Gold settled higher Monday on softer global shares after disappointing data from China, but the metal was still near an eight-month low ahead of a Federal Reserve policy meeting that may signal an early interest rate increase.
The Fed meeting may be pivotal as it debates a potential overhaul of its guidance on interest rates and seeks to nail down a plan for quitting its extraordinarily easy monetary policy.
Investors will parse the U.S. central bank's words closely for any clues on the timing of the first U.S. rate rise in more than eight years. An announcement is expected on Wednesday at the end of the two-day meeting.
Any increase in interest rates would hurt non-interest-bearing gold and boost the dollar.
"The (Fed) meeting this week will dictate price action for the precious metals," said Samuel Laughlin, a metals dealer at MKS Group.
"Market consensus is for a June 2015 rate increase. However, any Fed comment hinting at an earlier rise would put further downward pressure on the metals."
for December delivery settled $3.60 higher at $1,235.10 an ounce.
Spot gold fell to $1,225.30 an ounce, its lowest since January, early on Monday before climbing 0.5 percent on balance to $1,234. Last week, gold fell 3 percent as the dollar index posted its ninth straight weekly gain.
Traders said the small gain could be due to safe-haven bids after Asian stocks fell to a five-week low due to a batch of weak data out of China.
Unwinding of some short positions, which have built up significantly in the past few weeks, could also be a factor in providing some support on Monday.
But investor sentiment towards gold remains weak, with hedge funds and money managers cutting bullish futures and option bets in gold to their lowest in nearly three months, according to data from the Commodity Futures Trading Commission on Friday.

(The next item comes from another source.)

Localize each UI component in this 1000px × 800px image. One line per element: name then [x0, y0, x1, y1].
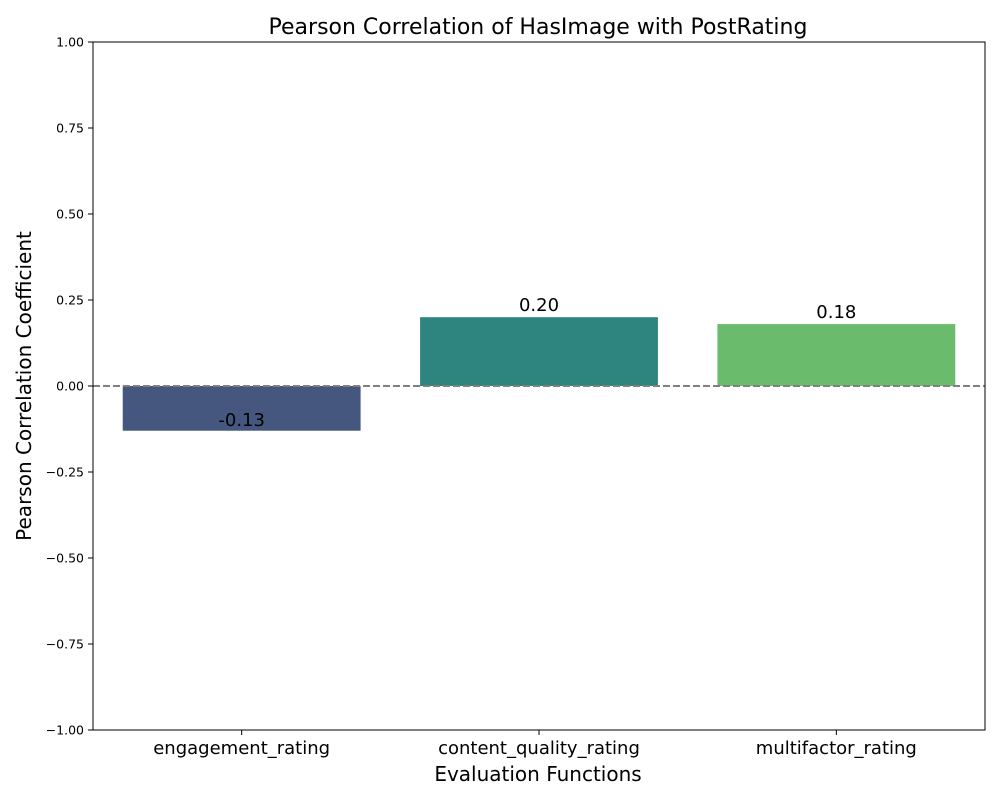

Dollar strength and weak physical demand are also weighing on bullion. Asia - the top gold-consuming region - has not shown too much interest in buying the metal at lower prices as buyers expect further declines.
"There is still very little interest from China," said ANZ analyst Victor Thianpiriya. China is the biggest buyer of gold and robust buying in the country could lend support to global gold prices.
Thianpiriya said the sluggish demand was not, however, isolated to China.